Du terrorisme à Beni: la thèse avance de plus en plus

In Congo profond
Terrorisme à Beni

Du terrorisme à Beni, et internationale, en plus. L’idée fait son bon nombre de chemin dans l’Est de la RDC, malgré son éternelle difficulté à réunir des preuves. Beaucoup en veulent déjà pour une de plus, celle rapportée par l’armée congolaise le 1er janvier 2021.

En ce 1er jour du nouvel an à Beni dans le Nord-Kivu, toujours sous d’interminables violences, l’armée a rapporté une victoire. Elle a récupéré un village occupé par des rebelles Ougandais ADF (Forces alliées démocratiques). Parmi ses 14 ennemis éliminés, figuraient 2 combattants “arabes”, précise l’armée. Ils ont été reconnus par leur peau blanche. Et la nouvelle, pour nourrir la thèse de terrorisme à Beni, a vite circulé.

Terrorisme international à Beni?

Beaucoup de Congolais ont salué la bravoure de l’armée congolaise. Mais aussi, ils ont dénoncé ce qui s’apparente bien à du terrorisme international. L’idée, défendue par le régime Kabila depuis pratiquement 2014, a pourtant du mal à convaincre aujourd’hui encore. Même si, en 2020, le nouveau président de la RDC, Félix Tshisekedi, a soutenu la même rhétorique.

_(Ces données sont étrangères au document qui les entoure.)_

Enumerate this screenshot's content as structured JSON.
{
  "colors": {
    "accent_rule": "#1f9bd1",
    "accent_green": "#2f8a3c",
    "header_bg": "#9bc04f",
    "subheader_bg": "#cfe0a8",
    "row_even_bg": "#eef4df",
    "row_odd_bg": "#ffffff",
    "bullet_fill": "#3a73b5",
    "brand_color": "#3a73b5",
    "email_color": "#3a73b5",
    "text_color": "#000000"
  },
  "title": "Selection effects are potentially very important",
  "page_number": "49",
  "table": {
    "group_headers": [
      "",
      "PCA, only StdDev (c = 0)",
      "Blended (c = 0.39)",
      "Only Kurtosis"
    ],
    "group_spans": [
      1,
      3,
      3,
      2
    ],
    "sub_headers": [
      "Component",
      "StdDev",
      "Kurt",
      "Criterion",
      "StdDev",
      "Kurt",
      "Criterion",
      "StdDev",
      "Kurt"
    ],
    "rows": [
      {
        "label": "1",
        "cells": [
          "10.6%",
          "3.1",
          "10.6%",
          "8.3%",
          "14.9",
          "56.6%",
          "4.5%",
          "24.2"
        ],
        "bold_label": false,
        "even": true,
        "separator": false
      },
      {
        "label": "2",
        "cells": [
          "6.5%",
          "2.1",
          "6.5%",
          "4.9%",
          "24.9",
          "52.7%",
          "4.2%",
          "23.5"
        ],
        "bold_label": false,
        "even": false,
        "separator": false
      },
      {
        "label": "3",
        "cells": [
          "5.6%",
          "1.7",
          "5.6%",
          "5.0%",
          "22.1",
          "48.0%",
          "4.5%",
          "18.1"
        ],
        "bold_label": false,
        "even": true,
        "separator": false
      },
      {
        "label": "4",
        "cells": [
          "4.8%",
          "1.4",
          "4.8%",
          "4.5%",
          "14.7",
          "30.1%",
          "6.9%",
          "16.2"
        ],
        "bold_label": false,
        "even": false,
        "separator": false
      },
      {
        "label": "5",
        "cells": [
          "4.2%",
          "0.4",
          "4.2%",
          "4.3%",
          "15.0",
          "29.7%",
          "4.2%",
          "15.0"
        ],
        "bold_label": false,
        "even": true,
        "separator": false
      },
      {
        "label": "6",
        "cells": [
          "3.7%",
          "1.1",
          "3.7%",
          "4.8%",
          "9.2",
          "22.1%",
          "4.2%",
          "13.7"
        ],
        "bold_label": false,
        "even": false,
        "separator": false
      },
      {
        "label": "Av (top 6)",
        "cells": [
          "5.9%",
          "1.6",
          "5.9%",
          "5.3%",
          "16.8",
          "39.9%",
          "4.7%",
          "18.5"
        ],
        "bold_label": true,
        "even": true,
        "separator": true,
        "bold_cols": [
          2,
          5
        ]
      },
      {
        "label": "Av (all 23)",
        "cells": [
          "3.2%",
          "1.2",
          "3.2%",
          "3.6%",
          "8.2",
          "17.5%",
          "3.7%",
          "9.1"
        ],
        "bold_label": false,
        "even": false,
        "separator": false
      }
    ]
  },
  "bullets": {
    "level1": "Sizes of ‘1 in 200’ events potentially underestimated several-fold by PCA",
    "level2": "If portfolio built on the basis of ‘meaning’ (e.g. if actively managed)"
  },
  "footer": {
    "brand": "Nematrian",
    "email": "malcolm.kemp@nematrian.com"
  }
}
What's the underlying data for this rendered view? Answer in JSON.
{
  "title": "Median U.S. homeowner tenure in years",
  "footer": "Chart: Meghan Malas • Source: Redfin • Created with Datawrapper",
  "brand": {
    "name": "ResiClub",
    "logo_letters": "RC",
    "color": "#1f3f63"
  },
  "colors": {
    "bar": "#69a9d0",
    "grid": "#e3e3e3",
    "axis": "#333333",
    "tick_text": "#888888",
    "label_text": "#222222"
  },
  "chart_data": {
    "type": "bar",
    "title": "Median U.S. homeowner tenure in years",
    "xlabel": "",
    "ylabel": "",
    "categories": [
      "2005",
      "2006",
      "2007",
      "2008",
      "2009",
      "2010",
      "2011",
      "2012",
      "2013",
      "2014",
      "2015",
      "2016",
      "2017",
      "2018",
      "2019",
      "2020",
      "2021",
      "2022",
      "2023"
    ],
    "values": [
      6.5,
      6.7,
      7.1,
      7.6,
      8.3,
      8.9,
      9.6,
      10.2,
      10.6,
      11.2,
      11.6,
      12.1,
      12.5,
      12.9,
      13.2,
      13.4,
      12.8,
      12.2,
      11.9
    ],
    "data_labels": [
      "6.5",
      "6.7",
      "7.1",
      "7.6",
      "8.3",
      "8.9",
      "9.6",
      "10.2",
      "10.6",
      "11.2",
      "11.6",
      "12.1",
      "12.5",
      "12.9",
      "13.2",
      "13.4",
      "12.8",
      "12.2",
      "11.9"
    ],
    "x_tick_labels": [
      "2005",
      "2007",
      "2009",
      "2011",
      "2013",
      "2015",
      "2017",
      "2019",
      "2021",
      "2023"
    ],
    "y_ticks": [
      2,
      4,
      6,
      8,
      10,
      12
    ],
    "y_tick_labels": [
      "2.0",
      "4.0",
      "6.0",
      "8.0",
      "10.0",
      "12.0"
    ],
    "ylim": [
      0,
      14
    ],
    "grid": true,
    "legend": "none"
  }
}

Lire | Triste année 2020 pour Beni

“La désinformation bat son plein! On fabrique la thèse islamiste pour dédouaner les vrais responsables tapis dans l’Armée et un narratif nouveau s’élabore. Qui a-t-il vu les corps de ces deux “Arabes”?”, interroge un internaute, Luigi Elongui, sur Twitter.

La thèse du terrorisme international, en effet, éprouve du mal à davantage convaincre. Même si, on le sait, depuis environ deux ans, des organisations islamistes revendiquent des attaques à Beni.

Jeudi 18 avril 2019, l’Etat islamique revendiquait sa première attaque en Afrique centrale. Deux jours après, ses combattants identifiés comme des ADF, avaient visé une caserne de l’armée congolaise à Bovota, près de Kamango. Récemment encore, ils ont publié la carte de leurs gains en RDC.

Au niveau de l’ONU, la prudence se fait toujours sentir sur la qualification de ce qui se passe au Congo. Même si l’on sait que depuis 2016, des membres du Conseil de sécurité avaient parlé d’actes de terrorisme. Formule pour désigner les violences perpétrées par des groupes armés dans le Nord-Kivu.

ADF, responsabilités congolaise et onusienne

La question ADF reste d’autant plus complexe qu’elle implique à la fois la responsabilité de l’armée congolaise, des dirigeants de la RDC ainsi que de la Monusco. Le rapport de la Monusco (PDF) sur ce groupe armé ougandais, de fin 2014, en effet, explique que pour survivre à la reddition de branche moins radicale Nalu auprès des autorités ougandaises, Jamil Mukulu a noué des liens étroits avec des chefs traditionnels et des officiers FARDC.

Le même rapport note, par ailleurs, que certains leaders politiques congolais auraient exploité des massacres dans le territoire de Beni à des fins politiques. Notamment en en faisant porter le chapeau à Antipas Mbusa Nyamwisi.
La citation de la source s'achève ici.